By Melanie Lago, Grade Level Director for Kindergarten and First Grade
We have such a brief opportunity to pass on to our children our love for this Earth, and to tell our stories. These are the moments when the world is made whole. In my children’s memories, the adventures we’ve had together in nature will always exist.
― Richard Louv, Last Child in the Woods: Saving Our Children from Nature-Deficit Disorder
Many of my happiest childhood memories take place in nature. The climbing tree in my backyard was my special place, and I would scale its branches and gaze over the small neighboring forest pretending it was my kingdom. The summer I turned eleven marked a new outdoor adventure when my mom took a summer research position on an island in Maine. I still vividly remember seeing and smelling the ocean for the first time. Dipping my fingers into the cool water of a tidal pool, I swirled the water around, and watched fascinated as the barnacles unfurled their tiny feathery legs and snatched up microscopic pieces of food. I spent many delightful summers in Maine, gazing at tidal pools, hiking up mountains, and exploring the forest outside our cabin. While I didn’t realize it at the time, the hours I spent in nature were not only enjoyable but helped me develop resilience, perseverance, patience, and the importance of finding joy in small discoveries.
When my son Ethan was born, I knew that I wanted to pass along my love of nature to him. It didn’t come as easily as I thought. There was the stroller that I had carefully selected for its ‘off-road’ capabilities (I had visions of taking long leisurely walks on maternity leave), that was never put to much use as Ethan screamed whenever we strapped him in. Then there was the time when Ethan started crawling and we took him outside for a picnic and he refused to venture off the blanket onto the grass, recoiling if his hand so much as brushed against a blade. When he turned three, I had the great idea of walking over to the frog pond near our home in the middle of a rainstorm. While peering into the pond, Ethan slipped on the rocks and fell in headfirst! As I pulled him out, Ethan exclaimed “The frogs are going to eat me!” and I carried a sopping wet, inconsolable child all the way home.

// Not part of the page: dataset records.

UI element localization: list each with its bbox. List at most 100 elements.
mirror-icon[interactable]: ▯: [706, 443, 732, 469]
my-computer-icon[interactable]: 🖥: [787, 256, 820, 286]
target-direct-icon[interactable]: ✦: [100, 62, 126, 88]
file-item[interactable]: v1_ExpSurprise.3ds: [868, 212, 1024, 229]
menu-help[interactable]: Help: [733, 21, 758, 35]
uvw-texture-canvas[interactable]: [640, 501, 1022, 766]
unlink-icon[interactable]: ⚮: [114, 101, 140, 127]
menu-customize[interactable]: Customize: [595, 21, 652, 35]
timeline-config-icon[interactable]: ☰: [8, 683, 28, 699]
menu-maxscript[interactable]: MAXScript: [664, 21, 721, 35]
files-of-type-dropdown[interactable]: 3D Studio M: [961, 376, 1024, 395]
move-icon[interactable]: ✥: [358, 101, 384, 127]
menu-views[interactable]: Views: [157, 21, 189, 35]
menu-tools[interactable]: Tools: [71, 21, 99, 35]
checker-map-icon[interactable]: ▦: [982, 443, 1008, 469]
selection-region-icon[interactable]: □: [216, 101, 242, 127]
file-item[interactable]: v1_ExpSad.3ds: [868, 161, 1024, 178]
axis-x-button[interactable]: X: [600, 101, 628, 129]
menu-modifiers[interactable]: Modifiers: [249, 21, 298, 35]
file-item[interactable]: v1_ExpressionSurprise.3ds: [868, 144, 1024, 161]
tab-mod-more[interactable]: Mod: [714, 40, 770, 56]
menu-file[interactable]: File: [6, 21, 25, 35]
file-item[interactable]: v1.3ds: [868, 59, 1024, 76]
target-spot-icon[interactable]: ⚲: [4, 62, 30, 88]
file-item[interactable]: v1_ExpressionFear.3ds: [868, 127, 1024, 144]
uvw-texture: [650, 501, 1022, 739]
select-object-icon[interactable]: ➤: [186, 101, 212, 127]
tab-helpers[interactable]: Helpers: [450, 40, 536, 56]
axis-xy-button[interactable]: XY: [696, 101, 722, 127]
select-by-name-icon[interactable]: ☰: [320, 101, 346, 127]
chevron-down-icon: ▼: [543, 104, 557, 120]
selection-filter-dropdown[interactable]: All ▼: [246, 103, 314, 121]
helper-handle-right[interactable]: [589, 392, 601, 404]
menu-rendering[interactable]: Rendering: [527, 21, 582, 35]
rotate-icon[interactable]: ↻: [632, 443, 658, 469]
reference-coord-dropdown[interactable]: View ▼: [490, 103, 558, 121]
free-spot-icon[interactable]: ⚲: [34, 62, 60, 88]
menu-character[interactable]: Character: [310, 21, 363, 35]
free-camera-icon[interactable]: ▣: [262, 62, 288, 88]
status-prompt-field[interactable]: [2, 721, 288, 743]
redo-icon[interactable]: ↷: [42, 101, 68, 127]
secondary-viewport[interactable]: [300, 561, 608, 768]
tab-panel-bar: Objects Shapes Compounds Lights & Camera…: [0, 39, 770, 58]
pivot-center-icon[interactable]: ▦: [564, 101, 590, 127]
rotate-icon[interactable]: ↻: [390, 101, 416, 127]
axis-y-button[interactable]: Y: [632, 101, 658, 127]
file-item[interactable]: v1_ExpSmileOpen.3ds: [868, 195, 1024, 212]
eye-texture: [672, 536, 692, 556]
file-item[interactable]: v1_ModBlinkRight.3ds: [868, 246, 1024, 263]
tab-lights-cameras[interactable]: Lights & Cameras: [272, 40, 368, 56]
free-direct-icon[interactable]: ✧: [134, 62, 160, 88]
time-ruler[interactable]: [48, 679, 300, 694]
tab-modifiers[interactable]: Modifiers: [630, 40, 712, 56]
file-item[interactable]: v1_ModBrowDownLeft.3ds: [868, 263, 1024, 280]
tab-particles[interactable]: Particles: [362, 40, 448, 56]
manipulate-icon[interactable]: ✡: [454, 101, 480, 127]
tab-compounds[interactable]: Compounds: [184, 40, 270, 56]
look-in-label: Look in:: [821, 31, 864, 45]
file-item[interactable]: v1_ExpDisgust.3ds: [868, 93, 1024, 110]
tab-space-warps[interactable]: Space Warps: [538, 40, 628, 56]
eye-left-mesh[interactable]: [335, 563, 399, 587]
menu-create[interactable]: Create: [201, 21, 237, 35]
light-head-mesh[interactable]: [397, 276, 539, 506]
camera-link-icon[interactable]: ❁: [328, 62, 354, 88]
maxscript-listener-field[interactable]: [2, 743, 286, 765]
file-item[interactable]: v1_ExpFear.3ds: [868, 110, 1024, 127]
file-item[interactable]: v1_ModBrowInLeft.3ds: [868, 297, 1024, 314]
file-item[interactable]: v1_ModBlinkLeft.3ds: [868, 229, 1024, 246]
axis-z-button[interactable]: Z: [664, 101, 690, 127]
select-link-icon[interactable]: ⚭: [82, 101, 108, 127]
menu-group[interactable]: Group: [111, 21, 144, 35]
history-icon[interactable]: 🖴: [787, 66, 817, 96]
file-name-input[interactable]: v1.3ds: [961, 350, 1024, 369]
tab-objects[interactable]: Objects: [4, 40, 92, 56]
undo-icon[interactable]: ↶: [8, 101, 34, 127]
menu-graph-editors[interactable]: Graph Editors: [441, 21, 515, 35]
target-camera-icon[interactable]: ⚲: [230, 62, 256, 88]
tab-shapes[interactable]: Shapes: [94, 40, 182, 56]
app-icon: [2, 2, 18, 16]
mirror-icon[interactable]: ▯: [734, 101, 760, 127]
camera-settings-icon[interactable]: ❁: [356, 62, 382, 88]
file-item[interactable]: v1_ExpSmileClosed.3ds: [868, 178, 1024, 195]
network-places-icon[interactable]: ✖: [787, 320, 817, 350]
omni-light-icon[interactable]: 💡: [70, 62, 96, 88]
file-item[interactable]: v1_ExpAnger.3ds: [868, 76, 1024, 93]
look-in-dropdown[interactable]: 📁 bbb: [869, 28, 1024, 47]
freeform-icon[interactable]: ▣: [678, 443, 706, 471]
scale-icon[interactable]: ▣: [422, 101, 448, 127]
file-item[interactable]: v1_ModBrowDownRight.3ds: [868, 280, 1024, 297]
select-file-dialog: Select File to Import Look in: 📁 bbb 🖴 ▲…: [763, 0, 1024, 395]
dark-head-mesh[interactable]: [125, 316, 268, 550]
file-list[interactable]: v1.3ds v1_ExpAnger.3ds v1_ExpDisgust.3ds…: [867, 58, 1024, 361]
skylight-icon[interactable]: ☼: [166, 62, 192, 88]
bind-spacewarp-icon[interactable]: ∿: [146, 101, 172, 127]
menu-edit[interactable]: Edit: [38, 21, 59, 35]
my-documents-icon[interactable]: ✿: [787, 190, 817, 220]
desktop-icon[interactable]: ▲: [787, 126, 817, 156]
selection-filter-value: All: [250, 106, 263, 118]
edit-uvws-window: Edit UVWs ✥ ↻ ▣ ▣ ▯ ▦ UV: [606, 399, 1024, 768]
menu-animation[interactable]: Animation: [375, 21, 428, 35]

Alongside those blunders, however, we have enjoyed many nature adventures as well. We took Ethan on his first hike when he was two months old, and this summer, at age four, he summited four mountains all on his own! Two summers ago, I taught him how to carefully hold a snail in his hands and hum, mimicking the noise of crashing waves, to lure the snail to peek its head out of the shell. (We spent several happy minutes singing to our snails!) On frequent walks around our neighborhood, Ethan loves looking for fungus, jumping in puddles, and catching fireflies. He now happily rolls in the grass – and the frog pond misadventure has become a family legend!
One of the things I love most about living in Washington, D.C. is the nature that is found right in our backyard. Just a few steps from Beauvoir I have spotted pileated woodpeckers, bald eagles, red-tailed hawks, flying squirrels, deer, and foxes. I began my teaching career as a counselor at a nature camp where we spent all day outside and when I was exploring teaching opportunities, I knew I wanted to teach in a place where spending time outdoors is valued and nurtured, which led me to Beauvoir. Over the last several years I have enjoyed sharing my love of the outdoors with our students. The Olmsted Woods and Bishop’s Garden provide a wonderful outdoor classroom. Whether I am taking students on a listening walk, turning over rotting logs and catching salamanders, or observing the bees pollinating, the time my students and I have spent outdoors has been rewarding. Research also shows that spending time in nature is important in developing our children’s social-emotional, physical, and cognitive competencies.
Try some of the following ideas to enjoy your own nature adventures:
- Take a Peek in the Beauvoir Courtyard: Our courtyard has many fascinating creatures, including an elusive box turtle who you may be lucky enough to spot, goldfish swimming in the pond, squirming worms, and butterflies and hummingbirds.
- Visit the Olmsted Woods: Located on the Cathedral Grounds, Olmsted Woods is a five-acre oak and beech forest. Spend some quiet time listening to the birds in the Contemplation Circle or meandering the stone pathway. There are even guided bird walks some weekend mornings.
- Spend Time in the Bishop’s Garde: another natural treasure on the Close is the Bishop’s Garden. Children love gazing in the pond, playing ‘I spy’ in the midst of the colorful flowers, and frolicking on the grass lawn.
- Take a Ramble in Your Own Neighborhood: Nature abounds when you spend some time observing. What can you find outside your doors? You can consult nature guidebooks to figure out what you are finding. One fun idea is to take photographs of interesting finds and create your own guidebook. Have fun jumping in puddles, rolling in autumn leaves, and getting muddy!
- Take a Hike: You don’t have to travel far from home to find amazing hiking trails. Some personal favorites include the Tregaron Conservancy (site of the frog pond incident), Rock Creek, Theodore Roosevelt Island, and just a bit further afield…Shenandoah National Park.